As soon as one speaks of a translation, he must use different terms. Paul was infallibly inspired as he wrote his epistle to the Ephesians. However, no translation of Paul’s epistle is an infallible translation. The words Paul wrote were exactly the words the Spirit intended. No translator is similarly moved by the Spirit so that he could claim that the words he used were the exact words the Spirit gave him infallibly.

Anyone who studies a foreign language knows the difficulty of translating from one language to another. The translator struggles to be faithful to the original language—to convey the words, the thought, the meaning accurately. This is hard work, and judgments constantly must be made as to the best word, and the proper phrasing.

There is no such thing as an inspired translation, an infallible translation. Nonetheless, the question must be faced as to whether a translation is faithful to the original language or not. Clearly, one translation can be more faithful to the original than another.

In fact, the first and most important characteristic of a good translation is faithfulness to the original. The translation that is not characterized by faithfulness must be rejected. The conference celebrating the KJV will demonstrate how God providentially gave to the English-speaking portion of His church a faithful translation of the Bible.

Second, the language of a translation must be fitting. It is, after all, the Word of God—the divine Word in human speech.

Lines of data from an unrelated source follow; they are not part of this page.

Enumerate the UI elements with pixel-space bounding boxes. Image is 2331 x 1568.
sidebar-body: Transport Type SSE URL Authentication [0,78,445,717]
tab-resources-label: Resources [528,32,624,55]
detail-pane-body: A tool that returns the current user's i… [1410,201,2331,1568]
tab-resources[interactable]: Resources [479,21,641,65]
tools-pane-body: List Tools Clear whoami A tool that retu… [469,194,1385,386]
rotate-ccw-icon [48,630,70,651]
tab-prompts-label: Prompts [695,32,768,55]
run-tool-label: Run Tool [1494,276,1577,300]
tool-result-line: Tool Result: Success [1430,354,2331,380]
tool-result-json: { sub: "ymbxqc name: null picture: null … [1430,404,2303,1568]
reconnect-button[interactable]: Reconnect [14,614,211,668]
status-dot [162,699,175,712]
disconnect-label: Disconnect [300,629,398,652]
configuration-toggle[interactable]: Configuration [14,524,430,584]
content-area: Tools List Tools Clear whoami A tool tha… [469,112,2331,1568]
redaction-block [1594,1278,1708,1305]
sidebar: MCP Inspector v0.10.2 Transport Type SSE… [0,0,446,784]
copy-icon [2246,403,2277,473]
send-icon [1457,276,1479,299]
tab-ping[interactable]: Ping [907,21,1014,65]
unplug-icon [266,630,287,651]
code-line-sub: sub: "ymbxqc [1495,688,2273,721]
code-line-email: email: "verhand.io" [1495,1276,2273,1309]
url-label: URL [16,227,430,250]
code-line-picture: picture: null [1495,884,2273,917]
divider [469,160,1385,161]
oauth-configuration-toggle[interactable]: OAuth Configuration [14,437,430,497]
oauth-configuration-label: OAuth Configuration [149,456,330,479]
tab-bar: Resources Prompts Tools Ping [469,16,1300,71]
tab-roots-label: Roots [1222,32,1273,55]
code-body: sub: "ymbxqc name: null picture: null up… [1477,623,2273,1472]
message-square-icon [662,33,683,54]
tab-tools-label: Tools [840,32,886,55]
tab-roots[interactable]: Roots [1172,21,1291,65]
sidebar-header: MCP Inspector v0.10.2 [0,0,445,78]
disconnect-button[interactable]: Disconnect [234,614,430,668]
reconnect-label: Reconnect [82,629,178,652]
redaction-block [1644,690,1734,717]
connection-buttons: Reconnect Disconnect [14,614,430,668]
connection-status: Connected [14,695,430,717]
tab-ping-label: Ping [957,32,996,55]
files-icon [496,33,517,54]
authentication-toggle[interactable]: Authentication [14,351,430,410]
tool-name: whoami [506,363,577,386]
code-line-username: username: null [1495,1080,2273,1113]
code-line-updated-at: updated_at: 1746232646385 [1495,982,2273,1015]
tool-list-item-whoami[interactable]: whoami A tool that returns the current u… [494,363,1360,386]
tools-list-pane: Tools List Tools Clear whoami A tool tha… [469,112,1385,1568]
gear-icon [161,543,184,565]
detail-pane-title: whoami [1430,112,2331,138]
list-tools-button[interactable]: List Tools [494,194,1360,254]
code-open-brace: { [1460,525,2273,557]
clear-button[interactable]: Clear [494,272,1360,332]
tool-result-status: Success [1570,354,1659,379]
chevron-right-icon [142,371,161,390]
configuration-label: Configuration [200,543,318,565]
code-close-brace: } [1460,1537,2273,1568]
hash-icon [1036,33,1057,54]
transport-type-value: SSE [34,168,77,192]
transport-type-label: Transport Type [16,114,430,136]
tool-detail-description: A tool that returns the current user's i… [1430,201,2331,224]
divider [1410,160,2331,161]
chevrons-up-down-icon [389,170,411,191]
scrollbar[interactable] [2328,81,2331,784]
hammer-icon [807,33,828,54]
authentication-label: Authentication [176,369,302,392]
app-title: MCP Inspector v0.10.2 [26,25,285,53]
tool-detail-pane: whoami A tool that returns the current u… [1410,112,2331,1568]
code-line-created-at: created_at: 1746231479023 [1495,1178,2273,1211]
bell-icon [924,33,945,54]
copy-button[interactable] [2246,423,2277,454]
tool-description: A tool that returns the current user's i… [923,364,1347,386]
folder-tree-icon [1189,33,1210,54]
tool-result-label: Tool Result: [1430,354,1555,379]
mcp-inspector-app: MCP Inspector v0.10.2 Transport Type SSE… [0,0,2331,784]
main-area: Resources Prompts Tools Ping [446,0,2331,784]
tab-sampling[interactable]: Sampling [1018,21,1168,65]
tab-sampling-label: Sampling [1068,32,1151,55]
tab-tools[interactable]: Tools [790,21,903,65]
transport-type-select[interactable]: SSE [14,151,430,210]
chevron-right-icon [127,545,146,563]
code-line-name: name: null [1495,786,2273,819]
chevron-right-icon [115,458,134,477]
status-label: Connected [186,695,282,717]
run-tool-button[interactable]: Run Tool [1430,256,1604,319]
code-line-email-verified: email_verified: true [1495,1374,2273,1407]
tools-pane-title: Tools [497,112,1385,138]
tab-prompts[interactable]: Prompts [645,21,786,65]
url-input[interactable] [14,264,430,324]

It conveys to us infinite, eternal, glorious, heavenly truths—about God, His Son, salvation, the church, the new heavens and earth. Thus the language to convey that to the English reader must be fitting and appropriate. We are convinced that the language of the KJV is proper language, conveying awe and reverence. It is eminently suited to worship, for singing praises to God, for confession, and for preaching.

Third, a good translation ought to be characterized by beauty. It is particularly difficult, in the work of translating, to bring out the beauty of the original. Translations can be choppy, wooden, and colorless, and thus difficult and even unpleasant to read. On this matter, there will be differences of opinion according to personal taste. At the same time, there are classics in literature that virtually all scholars agree are quality literature. The KJV is one such work. It is a recognized, acknowledged work of superior style. It is studied in university classes as good literature. As Martin Luther’s translation shaped the German language, so has the KJV shaped the English language.

With that high view of this English translation of God’s Word, we will come together to celebrate 400 years with the KJV. You, dear reader, are cordially invited to join us. You will have several opportunities, the Lord willing. Plans are to hold the seminary conference September 16 and 17 (Friday night and Saturday morning) in the church building of the Byron Center Christian Reformed Church (the site of the Calvin Conference in 2009). Prior to that, these speeches will be delivered at an officebearers’ conference in Peace Protestant Reformed Church in Lansing, IL. That is scheduled for September 6, and all are welcome to attend. Finally, plans are being made to hold a conference in NW Iowa in October. More details will be forthcoming.

I am convinced that attendance will be profitable. You will have opportunity to learn something of the history—the marvelous providence of God that produced the KJV. Direct comparisons will be presented between the KJV and modern English translations. And attendees will learn the continued significance and use of the KJV in the church today.

Above all, come to thank God for His marvelous gift—His Word in our language.